Castañeda didn’t like to be called Tony, and he was sure she knew it. He sat looking at her, thinking that he’d like to fuck her; that she was very lucky he needed her help. Because under normal circumstances, a CIA operative as pretty as this one would have looked very good to him down on all fours with a leash around her neck.
“Chechenos,” he said. “The bombs were smuggled into Mexico by stinking, lying Chechen dogs.”
14
General William Couture stalked into a heavily guarded conference room at the Pentagon dressed in his starched universal camouflage ACU, flanked by his aide-de-camp, an equally towering army major who looked as though he’d been chiseled from a block of granite and who wore a .45 caliber Glock 21 pistol slung beneath each arm. Rumor had it that he carried two weapons so he could toss one to the general in the event there was ever a need to defend themselves. Couture stood at the head of a long mahogany table lined with generals and admirals from all branches of the United States military.
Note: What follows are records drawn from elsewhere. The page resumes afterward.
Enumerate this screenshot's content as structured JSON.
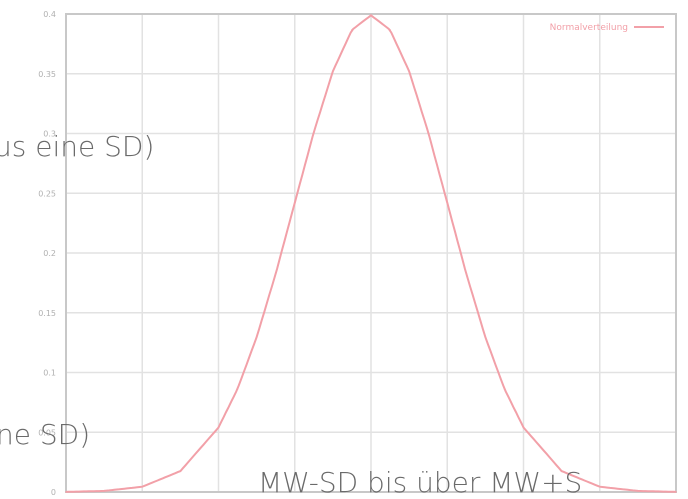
{
  "overlays": {
    "line1": "us eine SD)",
    "line2": "ne SD)",
    "line3": "MW-SD bis über MW+S"
  },
  "chart_data": {
    "type": "line",
    "title": "",
    "xlabel": "",
    "ylabel": "",
    "legend": {
      "position": "top-right",
      "entries": [
        "Normalverteilung"
      ]
    },
    "grid": true,
    "xlim": [
      -4,
      4
    ],
    "ylim": [
      0,
      0.4
    ],
    "yticks": [
      0,
      0.05,
      0.1,
      0.15,
      0.2,
      0.25,
      0.3,
      0.35,
      0.4
    ],
    "ytick_labels": [
      "0",
      "0.05",
      "0.1",
      "0.15",
      "0.2",
      "0.25",
      "0.3",
      "0.35",
      "0.4"
    ],
    "xticks": [
      -4,
      -3,
      -2,
      -1,
      0,
      1,
      2,
      3,
      4
    ],
    "series": [
      {
        "name": "Normalverteilung",
        "color": "#f2a0a8",
        "x": [
          -4,
          -3.5,
          -3,
          -2.5,
          -2,
          -1.75,
          -1.5,
          -1.25,
          -1,
          -0.75,
          -0.5,
          -0.25,
          0,
          0.25,
          0.5,
          0.75,
          1,
          1.25,
          1.5,
          1.75,
          2,
          2.5,
          3,
          3.5,
          4
        ],
        "y": [
          0.0001,
          0.0009,
          0.0044,
          0.0175,
          0.054,
          0.0863,
          0.1295,
          0.1826,
          0.242,
          0.3011,
          0.3521,
          0.3867,
          0.3989,
          0.3867,
          0.3521,
          0.3011,
          0.242,
          0.1826,
          0.1295,
          0.0863,
          0.054,
          0.0175,
          0.0044,
          0.0009,
          0.0001
        ]
      }
    ]
  },
  "colors": {
    "axis": "#c8c8c8",
    "grid": "#e2e2e2",
    "tick_text": "#b0b0b0",
    "overlay_text": "#6a6a6a"
  }
}
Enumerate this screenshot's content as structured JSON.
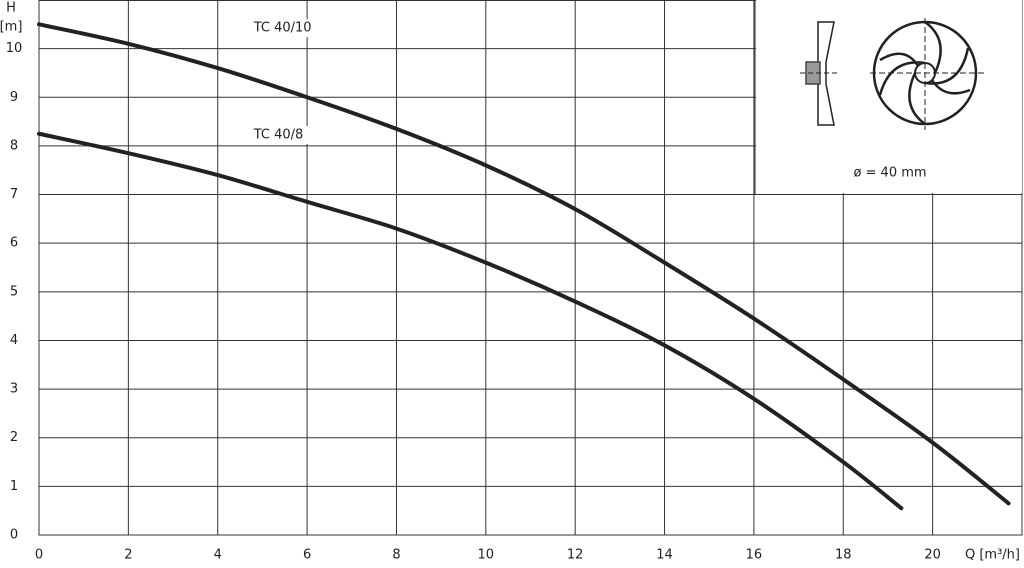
{
  "chart_data": {
    "type": "line",
    "y_label": "H",
    "y_unit": "[m]",
    "x_label": "Q [m³/h]",
    "xlim": [
      0,
      22
    ],
    "ylim": [
      0,
      11
    ],
    "xticks": [
      0,
      2,
      4,
      6,
      8,
      10,
      12,
      14,
      16,
      18,
      20
    ],
    "yticks": [
      0,
      1,
      2,
      3,
      4,
      5,
      6,
      7,
      8,
      9,
      10
    ],
    "grid": true,
    "inset_label": "ø = 40 mm",
    "series": [
      {
        "name": "TC 40/10",
        "color": "#222222",
        "x": [
          0,
          2,
          4,
          6,
          8,
          10,
          12,
          14,
          16,
          18,
          20,
          21.7
        ],
        "values": [
          10.5,
          10.1,
          9.6,
          9.0,
          8.35,
          7.6,
          6.7,
          5.6,
          4.45,
          3.2,
          1.9,
          0.65
        ]
      },
      {
        "name": "TC 40/8",
        "color": "#222222",
        "x": [
          0,
          2,
          4,
          6,
          8,
          10,
          12,
          14,
          16,
          18,
          19.3
        ],
        "values": [
          8.25,
          7.85,
          7.4,
          6.85,
          6.3,
          5.6,
          4.8,
          3.9,
          2.8,
          1.5,
          0.55
        ]
      }
    ]
  }
}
All seven of the Joint Chiefs were present, as were several other uniformed service chiefs.
Couture’s expression was stern, his merciless gaze set firmly.
“Gentlemen,” he said in a sonorous voice, “the secretary of defense has ordered us to Fast Pace.” This was the code phrase for DEFCON 2. “The president is aboard Air Force One, and the vice president has already been taken to a hardened location belowground. In addition, the United States Congress is being evacuated from the District of Columbia as we speak. Each member of Congress will return to his or her home state, where they will remain until we are back to at least DEFCON 4.” DEFCON 5, code named Fade Out, was the most relaxed of the defense conditions.